Cet accord avait déjà été mis à jour, la dernière fois en 2014 lors de l’ajout de la LGPLv3 dans les licences : le premier accord ne faisait pas état d’un grand nombre de plateformes concernées — seulement X11 —, alors que toutes les plateformes avec lesquelles Qt est compatible sont concernées ; de même, suite aux changements de gouvernance et la création du Qt Project, les contributions, intégrées ou non aux sources de Qt, sont comprises dans ce texte juridique. Avec ce nouvel accord, la compatibilité avec Linux et Android ne pourra pas être abandonnée (contrairement aux autres plateformes, où Digia reste libre), à moins d’une révision ; la fondation s’est aussi arrogée le droit d’y inclure les successeurs de X11, comme Wayland, sans négociation.
La principale nouveauté concerne cependant les licences de la version libre de Qt, pour les aligner avec la « philosophie du logiciel libre ». En 2014, la licence LGPLv3 a été ajoutée pour mieux respecter cette philosophie. Par rapport à la version précédente (2.1), elle garantit non seulement le droit de l’utilisateur à modifier les sources, mais aussi à les compiler et à les exécuter — ce qui empêche directement de bloquer complètement des appareils, afin de forcer la création d’un environnement libre. Un autre apport important concerne la protection par rapport aux brevets, très importante outre-Atlantique.
Ce nouvel accord sera d’application dès Qt 5.7 et supprime la LGPLv2.1 à cause de ces limitations et impose que le nouveau code soit disponible sous LGPLv3 et GPLv3 (le code existant doit aussi être disponible sous GPLv2 pour rester compatible par rapport à d’autres projets libres).

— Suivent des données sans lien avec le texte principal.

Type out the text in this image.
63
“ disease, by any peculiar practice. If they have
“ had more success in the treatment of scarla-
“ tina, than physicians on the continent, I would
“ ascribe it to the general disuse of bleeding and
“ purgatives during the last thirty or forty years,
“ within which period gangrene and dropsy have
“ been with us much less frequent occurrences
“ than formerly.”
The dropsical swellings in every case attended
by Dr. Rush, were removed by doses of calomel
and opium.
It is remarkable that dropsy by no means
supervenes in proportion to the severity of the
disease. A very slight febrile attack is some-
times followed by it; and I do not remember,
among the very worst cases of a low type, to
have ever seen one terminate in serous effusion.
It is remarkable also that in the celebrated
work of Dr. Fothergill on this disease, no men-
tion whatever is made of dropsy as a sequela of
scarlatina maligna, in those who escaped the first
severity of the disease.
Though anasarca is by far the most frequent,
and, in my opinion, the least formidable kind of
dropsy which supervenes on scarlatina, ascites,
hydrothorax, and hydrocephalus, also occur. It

Les différentes parties de Qt et de son environnement de base seront alors disponibles sous des régimes différents (tous seront toujours disponibles dans une édition commerciale, plus flexible mais non libre) :
- pour les modules essentiels (Qt Core, GUI, Quick, Network, etc.) : LGPLv3 et GPLv2 ;
- pour les modules d’extension (Qt Android Extras, Bluetooth, Concurrent, OpenGL, etc.) : LGPLv3 et GPLv2, à l’exception de Qt WebEngine (à cause de Chromium, le code est également disponible sous LGPLv2.1) ;
- pour les outils et applications (Qt Creator, moc, lupdate, etc.) : GPLv3, avec deux exceptions pour que le code généré n’ait aucune restriction et que les liens avec du code tiers soit toujours possible.

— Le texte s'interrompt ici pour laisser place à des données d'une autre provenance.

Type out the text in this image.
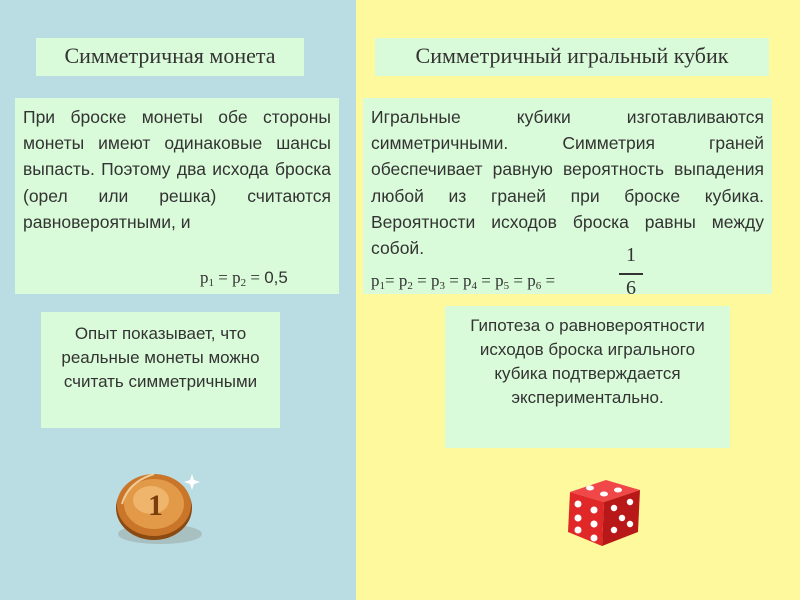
Симметричная монета
При броске монеты обе стороны монеты имеют одинаковые шансы выпасть. Поэтому два исхода броска (орел или решка) считаются равновероятными, и
$p_1 = p_2 = 0,5$
Опыт показывает, что реальные монеты можно считать симметричными
Симметричный игральный кубик
Игральные кубики изготавливаются симметричными. Симметрия граней обеспечивает равную вероятность выпадения любой из граней при броске кубика. Вероятности исходов броска равны между собой.
$p_1= p_2 = p_3 = p_4 = p_5 = p_6$ =
1
6
Гипотеза о равновероятности исходов броска игрального кубика подтверждается экспериментально.
1
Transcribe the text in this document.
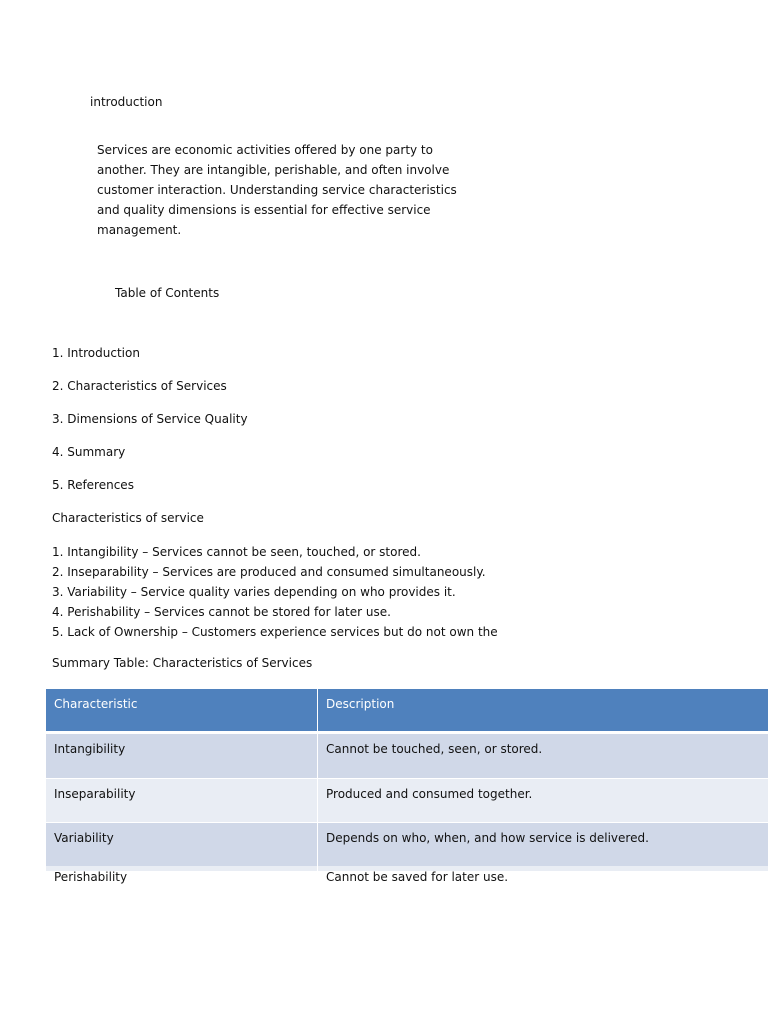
introduction
Services are economic activities offered by one party to
another. They are intangible, perishable, and often involve
customer interaction. Understanding service characteristics
and quality dimensions is essential for effective service
management.
Table of Contents
1. Introduction
2. Characteristics of Services
3. Dimensions of Service Quality
4. Summary
5. References
Characteristics of service
1. Intangibility – Services cannot be seen, touched, or stored.
2. Inseparability – Services are produced and consumed simultaneously.
3. Variability – Service quality varies depending on who provides it.
4. Perishability – Services cannot be stored for later use.
5. Lack of Ownership – Customers experience services but do not own the
Summary Table: Characteristics of Services
Characteristic	Description
Intangibility	Cannot be touched, seen, or stored.
Inseparability	Produced and consumed together.
Variability	Depends on who, when, and how service is delivered.
Perishability	Cannot be saved for later use.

De manière générale : tout Qt est disponible sous la GPLv3 ou une licence compatible ; de larges pans sont aussi disponibles sous la LGPL et la GPLv2. Ces changements arriveront dès Qt 5.7 : la 5.6 étant une version avec support à long terme, les projets devraient avoir le temps de s’adapter à ces changements au besoin.

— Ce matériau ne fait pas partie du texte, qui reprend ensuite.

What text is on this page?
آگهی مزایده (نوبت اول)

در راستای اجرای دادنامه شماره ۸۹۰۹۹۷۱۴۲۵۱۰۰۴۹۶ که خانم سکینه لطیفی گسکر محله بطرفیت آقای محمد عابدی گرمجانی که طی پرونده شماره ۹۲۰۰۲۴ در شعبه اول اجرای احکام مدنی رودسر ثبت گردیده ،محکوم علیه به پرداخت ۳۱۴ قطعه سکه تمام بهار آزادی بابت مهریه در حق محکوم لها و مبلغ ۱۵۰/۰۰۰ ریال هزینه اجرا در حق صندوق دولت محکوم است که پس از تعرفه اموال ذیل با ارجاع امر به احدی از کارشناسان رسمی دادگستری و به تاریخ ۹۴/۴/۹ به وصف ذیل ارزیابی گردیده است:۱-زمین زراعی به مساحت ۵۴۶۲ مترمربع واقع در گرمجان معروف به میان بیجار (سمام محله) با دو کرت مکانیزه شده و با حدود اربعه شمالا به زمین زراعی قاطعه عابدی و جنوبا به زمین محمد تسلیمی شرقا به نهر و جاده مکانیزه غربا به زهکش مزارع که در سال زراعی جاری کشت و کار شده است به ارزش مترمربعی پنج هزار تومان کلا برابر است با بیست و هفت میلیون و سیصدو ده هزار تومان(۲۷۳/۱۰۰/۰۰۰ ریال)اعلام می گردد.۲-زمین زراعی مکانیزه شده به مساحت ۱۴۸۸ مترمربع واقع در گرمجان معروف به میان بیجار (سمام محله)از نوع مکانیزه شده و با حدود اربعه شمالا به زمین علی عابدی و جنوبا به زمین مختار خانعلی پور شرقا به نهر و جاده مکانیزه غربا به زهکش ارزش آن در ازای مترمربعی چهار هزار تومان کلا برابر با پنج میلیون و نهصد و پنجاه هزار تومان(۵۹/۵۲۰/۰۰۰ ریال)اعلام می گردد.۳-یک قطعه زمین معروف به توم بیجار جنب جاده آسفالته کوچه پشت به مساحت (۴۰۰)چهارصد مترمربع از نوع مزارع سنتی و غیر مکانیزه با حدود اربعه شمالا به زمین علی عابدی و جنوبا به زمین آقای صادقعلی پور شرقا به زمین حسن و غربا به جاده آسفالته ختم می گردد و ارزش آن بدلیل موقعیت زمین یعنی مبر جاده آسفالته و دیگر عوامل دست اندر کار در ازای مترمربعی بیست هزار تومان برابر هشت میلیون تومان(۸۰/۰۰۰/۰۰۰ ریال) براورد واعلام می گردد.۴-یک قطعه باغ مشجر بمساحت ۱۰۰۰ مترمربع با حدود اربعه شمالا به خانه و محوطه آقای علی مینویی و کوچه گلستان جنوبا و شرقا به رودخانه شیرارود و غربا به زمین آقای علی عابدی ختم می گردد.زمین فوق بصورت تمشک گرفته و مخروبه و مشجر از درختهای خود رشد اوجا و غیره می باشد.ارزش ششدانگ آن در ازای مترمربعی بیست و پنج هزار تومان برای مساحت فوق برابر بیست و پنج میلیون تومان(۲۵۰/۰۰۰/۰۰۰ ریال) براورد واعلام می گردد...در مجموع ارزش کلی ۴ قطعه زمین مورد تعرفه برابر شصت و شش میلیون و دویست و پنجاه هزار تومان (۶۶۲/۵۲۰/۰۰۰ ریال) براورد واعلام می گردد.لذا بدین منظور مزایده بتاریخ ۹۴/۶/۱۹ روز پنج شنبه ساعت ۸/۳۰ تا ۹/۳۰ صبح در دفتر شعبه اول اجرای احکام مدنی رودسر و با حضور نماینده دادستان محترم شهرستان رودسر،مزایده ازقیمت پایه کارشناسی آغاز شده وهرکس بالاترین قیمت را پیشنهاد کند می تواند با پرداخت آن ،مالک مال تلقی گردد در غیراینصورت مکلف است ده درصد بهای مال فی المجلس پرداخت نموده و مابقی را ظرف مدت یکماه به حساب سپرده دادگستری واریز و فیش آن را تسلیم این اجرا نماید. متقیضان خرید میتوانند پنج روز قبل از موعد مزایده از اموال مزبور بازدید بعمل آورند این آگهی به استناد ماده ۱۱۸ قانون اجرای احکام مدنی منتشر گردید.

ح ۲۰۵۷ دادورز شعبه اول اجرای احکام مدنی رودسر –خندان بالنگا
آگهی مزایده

En même temps, de nouveaux modules, anciennement uniquement commerciaux, seront disponibles sous une licence libre (GPLv3) : dès Qt 5.7, Qt Charts, Qt Data Visualization, Qt Virtual Keyboard, Qt Test Integration, Qt Quick 2D Renderer, QML Profiler et l’analyseur statique pour Clang. L’objectif est d’inclure le compilateur Qt Quick dans le module Qt QML (LGPLv3 et GPLv2), qui devrait arriver avec Qt 5.8. Le code de la plupart des modules est déjà disponible, les autres devraient arriver sous peu. Par contre, l’offre spécifique à l’embarqué (Qt for Device Creation) reste entièrement commercial.
Cette annonce confirme la volonté d’uniformiser l’écosystème Qt, lancée avec le site qt.io, commun aux éditions libres et commerciales. La stratégie reste de fournir des fonctionnalités spécifiques sous licence commerciale pour garantir un flux de liquidités et assurer la suite du développement de Qt, tout en offrant beaucoup dans l’offre libre pour que Qt rayonne. Cependant, elle semble s’axer de plus en plus vers le monde de l’embarqué.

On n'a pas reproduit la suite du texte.